David et le peuple expriment leur reconnoissance envers l’Eternel. La musique de ce morceau est majestueuse ; la composition peut en être citée comme premier modèle en ce genre ; et pour la beauté des basses elle ne le cède à rien de ce qu’on a fait depuis, malgré son antiquité, car elle date d’un siècle à-peu-près. Elle est du célèbre Handel. Un contraste singulier varie bientôt la jouissance , mais ne l’affoiblit pas ; la sévere harmonie de Handel est remplacée par la mélodie brillante de Paësiello ; un air où ce compositeur a déployé toutes les richesses de son art est confié à la voix ravissante de Mlle Armand. Cette cantatrice a excité une vive admiration. Jamais peut-être ses moyens n’ont autant brillé. Des sons soutenus avec une justesse étonnante, et dans les cordes les plus hautes comme dans le médium, de l’aisance et de la correction dans les difficultés, de l’expression dans le cours entier du morceau, voilà le talisman à la faveur duquel elle a ravi tous les spectateurs.
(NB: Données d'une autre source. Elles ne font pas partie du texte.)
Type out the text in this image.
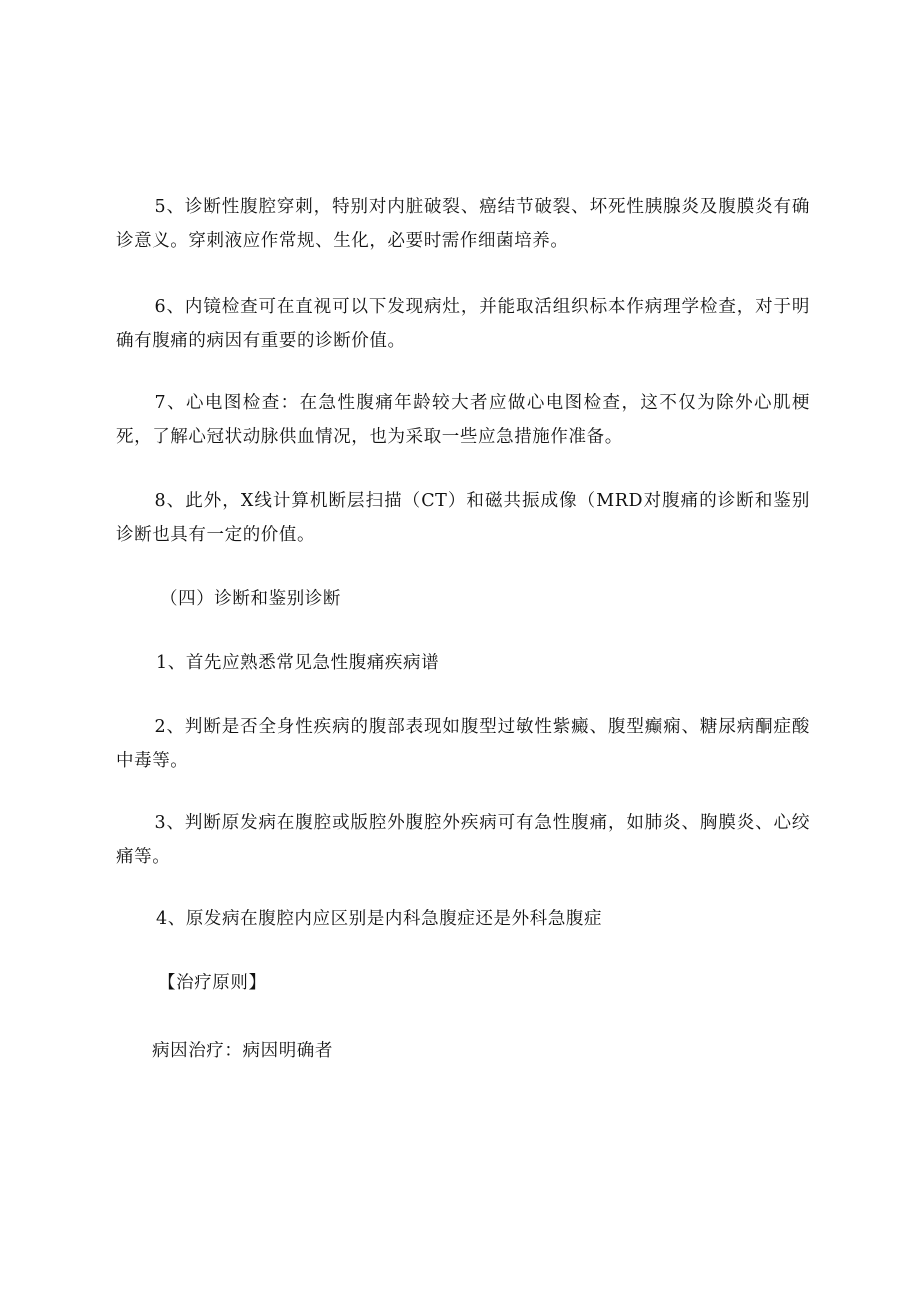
5、诊断性腹腔穿刺，特别对内脏破裂、癌结节破裂、坏死性胰腺炎及腹膜炎有确诊意义。穿刺液应作常规、生化，必要时需作细菌培养。

6、内镜检查可在直视可以下发现病灶，并能取活组织标本作病理学检查，对于明确有腹痛的病因有重要的诊断价值。

7、心电图检查：在急性腹痛年龄较大者应做心电图检查，这不仅为除外心肌梗死，了解心冠状动脉供血情况，也为采取一些应急措施作准备。

8、此外，X线计算机断层扫描（CT）和磁共振成像（MRD对腹痛的诊断和鉴别诊断也具有一定的价值。

（四）诊断和鉴别诊断

1、首先应熟悉常见急性腹痛疾病谱

2、判断是否全身性疾病的腹部表现如腹型过敏性紫癜、腹型癫痫、糖尿病酮症酸中毒等。

3、判断原发病在腹腔或版腔外腹腔外疾病可有急性腹痛，如肺炎、胸膜炎、心绞痛等。

4、原发病在腹腔内应区别是内科急腹症还是外科急腹症

【治疗原则】

病因治疗：病因明确者
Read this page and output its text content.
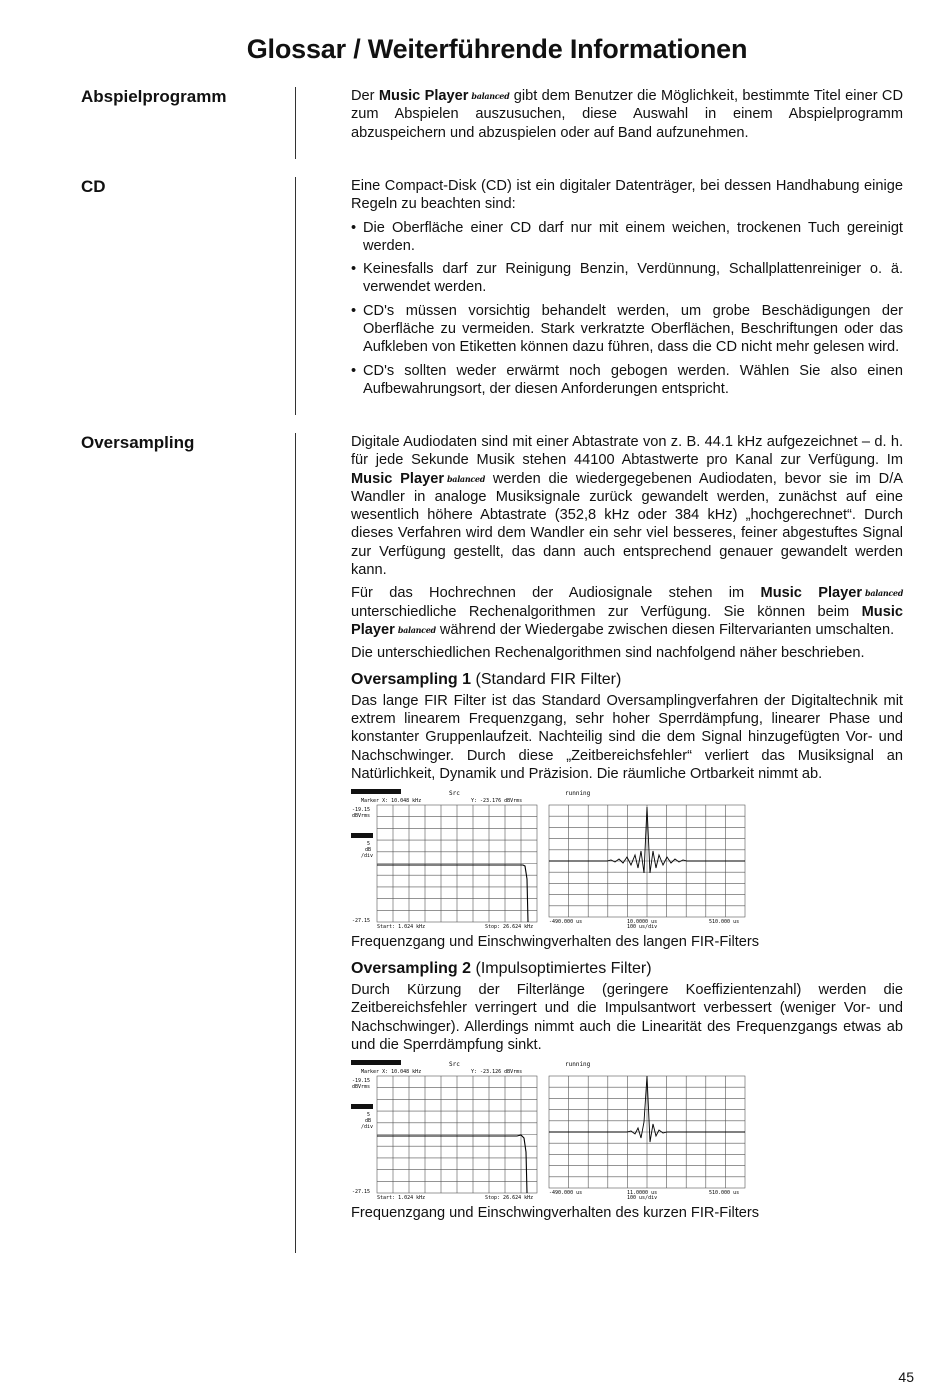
Glossar / Weiterführende Informationen
Abspielprogramm	Der Music Player balanced gibt dem Benutzer die Möglichkeit, bestimmte Titel einer CD zum Abspielen auszusuchen, diese Auswahl in einem Abspielprogramm abzuspeichern und abzuspielen oder auf Band aufzunehmen.

CD	Eine Compact-Disk (CD) ist ein digitaler Datenträger, bei dessen Handhabung einige Regeln zu beachten sind:

• Die Oberfläche einer CD darf nur mit einem weichen, trockenen Tuch gereinigt werden.
• Keinesfalls darf zur Reinigung Benzin, Verdünnung, Schallplattenreiniger o. ä. verwendet werden.
• CD's müssen vorsichtig behandelt werden, um grobe Beschädigungen der Oberfläche zu vermeiden. Stark verkratzte Oberflächen, Beschriftungen oder das Aufkleben von Etiketten können dazu führen, dass die CD nicht mehr gelesen wird.
• CD's sollten weder erwärmt noch gebogen werden. Wählen Sie also einen Aufbewahrungsort, der diesen Anforderungen entspricht.
Oversampling	Digitale Audiodaten sind mit einer Abtastrate von z. B. 44.1 kHz aufgezeichnet – d. h. für jede Sekunde Musik stehen 44100 Abtastwerte pro Kanal zur Verfügung. Im Music Player balanced werden die wiedergegebenen Audiodaten, bevor sie im D/A Wandler in analoge Musiksignale zurück gewandelt werden, zunächst auf eine wesentlich höhere Abtastrate (352,8 kHz oder 384 kHz) „hochgerechnet“. Durch dieses Verfahren wird dem Wandler ein sehr viel besseres, feiner abgestuftes Signal zur Verfügung gestellt, das dann auch entsprechend genauer gewandelt werden kann.

Für das Hochrechnen der Audiosignale stehen im Music Player balanced unterschiedliche Rechenalgorithmen zur Verfügung. Sie können beim Music Player balanced während der Wiedergabe zwischen diesen Filtervarianten umschalten.

Die unterschiedlichen Rechenalgorithmen sind nachfolgend näher beschrieben.

Oversampling 1 (Standard FIR Filter)

Das lange FIR Filter ist das Standard Oversamplingverfahren der Digitaltechnik mit extrem linearem Frequenzgang, sehr hoher Sperrdämpfung, linearer Phase und konstanter Gruppenlaufzeit. Nachteilig sind die dem Signal hinzugefügten Vor- und Nachschwinger. Durch diese „Zeitbereichsfehler“ verliert das Musiksignal an Natürlichkeit, Dynamik und Präzision. Die räumliche Ortbarkeit nimmt ab.

Src
Marker X: 10.048 kHz	Y: -23.176 dBVrms
-19.15
dBVrms
5
dB
/div
-27.15
Start: 1.024 kHz	Stop: 26.624 kHz
running
-490.000 us	10.0000 us
100 us/div
510.000 us

Frequenzgang und Einschwingverhalten des langen FIR-Filters

Oversampling 2 (Impulsoptimiertes Filter)

Durch Kürzung der Filterlänge (geringere Koeffizientenzahl) werden die Zeitbereichsfehler verringert und die Impulsantwort verbessert (weniger Vor- und Nachschwinger). Allerdings nimmt auch die Linearität des Frequenzgangs etwas ab und die Sperrdämpfung sinkt.

Src
Marker X: 10.048 kHz	Y: -23.126 dBVrms
-19.15
dBVrms
5
dB
/div
-27.15
Start: 1.024 kHz	Stop: 26.624 kHz
running
-490.000 us	11.0000 us
100 us/div
510.000 us

Frequenzgang und Einschwingverhalten des kurzen FIR-Filters

45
Saül fait redouter sa fureur à tous ceux qui l’approchent ; une flèche dirigée contre David est lancée du palais du roi. David craint d’exciter l’envie et veut se bannir ; mais de nouveaux malheurs vont fondre sur Israël, et le Pontife annonce que les Philistins menacent d’enlever l'Arche-Sainte. Le peuple entoure ce dépôt sacré, on invoque pour sa conservation le Dieu d’Israël... Eh pouvoit-on trouver une situation plus belle pour placer la musique savante et religieuse de l’O salutaris par Gossec ? L'exécution de ce trio a fait le plus grand plaisir. MM. Nourit, Roland et Derivis ont. obtenu les applaudissemens les mieux mérités, M Nourit sur-tout a fait supérieurement ressortir la qualité très-rare d’une voix aussi belle et aussi sonore sur des notes que beaucoup de hautes-contres ne donnent que par des moyens pour ainsi dire artificiels.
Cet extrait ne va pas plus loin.